Les accusations graves de corruption faites il y a un mois, par le président du CNPM contre celui de la Cour suprême, n’est nullement matière à enquêter au niveau du Pôle économique et financier. Et pour cause, Bandiougou Diawara, le procureur de cette juridiction dit avec explications à l’appui, que Mamadou Sinsy Coulibaly a botté en touche en ayant pas emprunté le chemin qu’il fallait.

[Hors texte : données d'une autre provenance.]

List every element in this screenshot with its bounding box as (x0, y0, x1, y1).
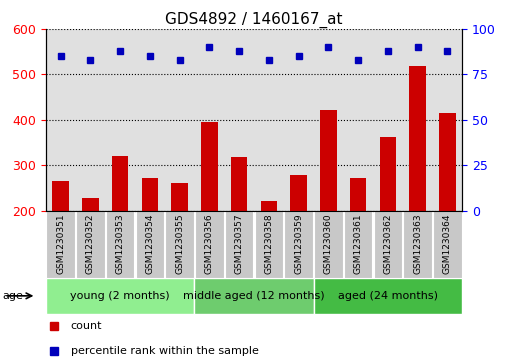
Bar (82, 198, 99, 211)
Bar (344, 211, 372, 278)
Bar (225, 211, 253, 278)
Text: middle aged (12 months): middle aged (12 months) (183, 291, 325, 301)
Bar (313, 278, 462, 314)
Text: age: age (3, 291, 23, 301)
Text: GSM1230360: GSM1230360 (324, 214, 333, 274)
Text: GSM1230353: GSM1230353 (116, 214, 124, 274)
Text: GSM1230364: GSM1230364 (443, 214, 452, 274)
Bar (136, 211, 164, 278)
Bar (76, 211, 105, 278)
Text: GSM1230363: GSM1230363 (413, 214, 422, 274)
Bar (439, 113, 456, 211)
Bar (201, 122, 217, 211)
Title: GDS4892 / 1460167_at: GDS4892 / 1460167_at (165, 12, 343, 28)
Bar (106, 211, 135, 278)
Text: young (2 months): young (2 months) (70, 291, 170, 301)
Bar (52, 181, 69, 211)
Bar (291, 175, 307, 211)
Bar (409, 66, 426, 211)
Text: GSM1230359: GSM1230359 (294, 214, 303, 274)
Bar (373, 211, 402, 278)
Text: aged (24 months): aged (24 months) (338, 291, 438, 301)
Text: GSM1230351: GSM1230351 (56, 214, 65, 274)
Bar (320, 110, 337, 211)
Text: GSM1230356: GSM1230356 (205, 214, 214, 274)
Bar (350, 178, 366, 211)
Bar (231, 157, 247, 211)
Bar (255, 211, 283, 278)
Bar (314, 211, 343, 278)
Bar (112, 156, 129, 211)
Bar (379, 137, 396, 211)
Text: GSM1230355: GSM1230355 (175, 214, 184, 274)
Bar (195, 211, 224, 278)
Text: GSM1230352: GSM1230352 (86, 214, 95, 274)
Bar (142, 178, 158, 211)
Text: GSM1230362: GSM1230362 (384, 214, 392, 274)
Bar (284, 211, 313, 278)
Bar (165, 211, 194, 278)
Text: GSM1230357: GSM1230357 (235, 214, 244, 274)
Text: percentile rank within the sample: percentile rank within the sample (71, 346, 259, 356)
Text: GSM1230358: GSM1230358 (264, 214, 273, 274)
Bar (46, 278, 195, 314)
Bar (433, 211, 462, 278)
Bar (46, 211, 75, 278)
Bar (403, 211, 432, 278)
Bar (195, 278, 313, 314)
Text: GSM1230354: GSM1230354 (145, 214, 154, 274)
Bar (171, 183, 188, 211)
Text: count: count (71, 321, 102, 331)
Bar (261, 200, 277, 211)
Text: GSM1230361: GSM1230361 (354, 214, 363, 274)
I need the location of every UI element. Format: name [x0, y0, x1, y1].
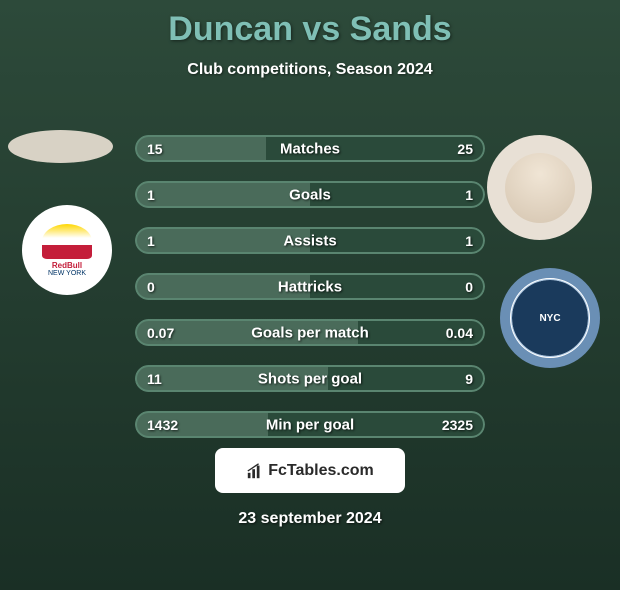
redbull-logo-icon: RedBull NEW YORK [32, 215, 102, 285]
stat-bar: Assists 1 1 [135, 227, 485, 254]
stat-value-right: 25 [457, 141, 473, 157]
stat-label: Goals [289, 186, 331, 203]
comparison-title: Duncan vs Sands [0, 10, 620, 49]
team-logo-left: RedBull NEW YORK [22, 205, 112, 295]
stat-label: Goals per match [251, 324, 369, 341]
nycfc-logo-icon: NYC [510, 278, 590, 358]
stat-value-right: 2325 [442, 417, 473, 433]
stat-value-right: 0.04 [446, 325, 473, 341]
stat-label: Hattricks [278, 278, 342, 295]
player-photo-right [487, 135, 592, 240]
brand-text: FcTables.com [268, 462, 374, 480]
stat-bar: Goals per match 0.07 0.04 [135, 319, 485, 346]
stat-value-left: 1432 [147, 417, 178, 433]
stat-label: Shots per goal [258, 370, 362, 387]
stat-bar: Min per goal 1432 2325 [135, 411, 485, 438]
comparison-subtitle: Club competitions, Season 2024 [0, 61, 620, 79]
stat-label: Min per goal [266, 416, 354, 433]
stat-value-right: 1 [465, 233, 473, 249]
stat-bar: Matches 15 25 [135, 135, 485, 162]
stat-value-left: 0 [147, 279, 155, 295]
team-logo-right: NYC [500, 268, 600, 368]
stat-bar: Shots per goal 11 9 [135, 365, 485, 392]
stat-value-right: 1 [465, 187, 473, 203]
stat-value-left: 15 [147, 141, 163, 157]
stat-value-left: 11 [147, 371, 162, 387]
brand-box: FcTables.com [215, 448, 405, 493]
stat-value-left: 1 [147, 233, 155, 249]
stat-bar: Hattricks 0 0 [135, 273, 485, 300]
stat-label: Assists [283, 232, 336, 249]
stat-value-right: 0 [465, 279, 473, 295]
stat-value-right: 9 [465, 371, 473, 387]
stat-value-left: 1 [147, 187, 155, 203]
stat-label: Matches [280, 140, 340, 157]
footer-date: 23 september 2024 [238, 510, 381, 528]
stats-container: Matches1525Goals11Assists11Hattricks00Go… [135, 135, 485, 457]
chart-icon [246, 462, 264, 480]
team-left-text-bottom: NEW YORK [48, 270, 86, 277]
stat-bar: Goals 1 1 [135, 181, 485, 208]
stat-value-left: 0.07 [147, 325, 174, 341]
player-photo-left [8, 130, 113, 163]
team-right-text: NYC [539, 313, 560, 324]
team-left-text-top: RedBull [52, 261, 82, 270]
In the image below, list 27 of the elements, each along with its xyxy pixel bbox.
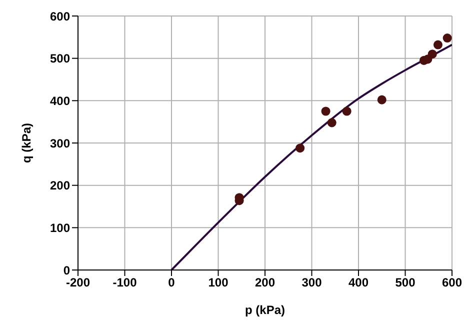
x-tick-label: -100 (112, 276, 138, 290)
x-axis-title: p (kPa) (244, 303, 286, 317)
point (433, 40, 442, 50)
x-tick-label: -200 (66, 276, 90, 290)
x-tick-label: 300 (302, 276, 322, 290)
y-tick-label: 100 (50, 220, 70, 235)
point (327, 118, 336, 128)
x-tick-label: 600 (442, 276, 462, 290)
y-tick-label: 0 (63, 263, 70, 278)
y-tick-label: 600 (50, 9, 70, 24)
point (442, 34, 452, 43)
point (377, 95, 386, 104)
y-tick-label: 400 (50, 94, 70, 108)
x-tick-label: 200 (254, 276, 276, 290)
y-tick-label: 200 (50, 178, 70, 193)
y-axis-title: q (kPa) (19, 122, 34, 164)
y-tick-label: 500 (50, 52, 70, 66)
y-tick-label: 300 (50, 136, 70, 150)
x-tick-label: 0 (168, 276, 176, 290)
x-tick-label: 400 (348, 276, 369, 290)
x-tick-label: 100 (208, 276, 229, 290)
x-tick-label: 500 (395, 276, 416, 290)
point (321, 106, 330, 116)
line-series (170, 44, 452, 270)
point (296, 144, 305, 153)
point (428, 50, 437, 59)
point (342, 106, 352, 116)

La grave accusation de corruption faite le 15 mars dernier, publiquement, au cours d’une conférence par le président du Conseil national du patronat du Mali (CNPM), Mamadou Sinsy Coulibaly, contre le président de la Cour suprême, Nouhoum Tapily, n’est pas appréciée de la même sorte par des profanes en droit que le Procureur de la République près le tribunal de la Commune III chargé du Pôle économique et financier. Bandiougou Diawara, celui-là même qui est chargé de s’attaquer à toute forme de corruption ou de fraude dans notre pays, n’apprécie guère cette accusation portée contre le président de la plus haute juridiction de l’ordre judiciaire de notre pays, de surcroit, 4e institution de la République. Sa réticence n’est pas que c’est un haut magistrat qui est confondu, mais plutôt, la démarche adoptée par celui qui lui a porté l’estocade.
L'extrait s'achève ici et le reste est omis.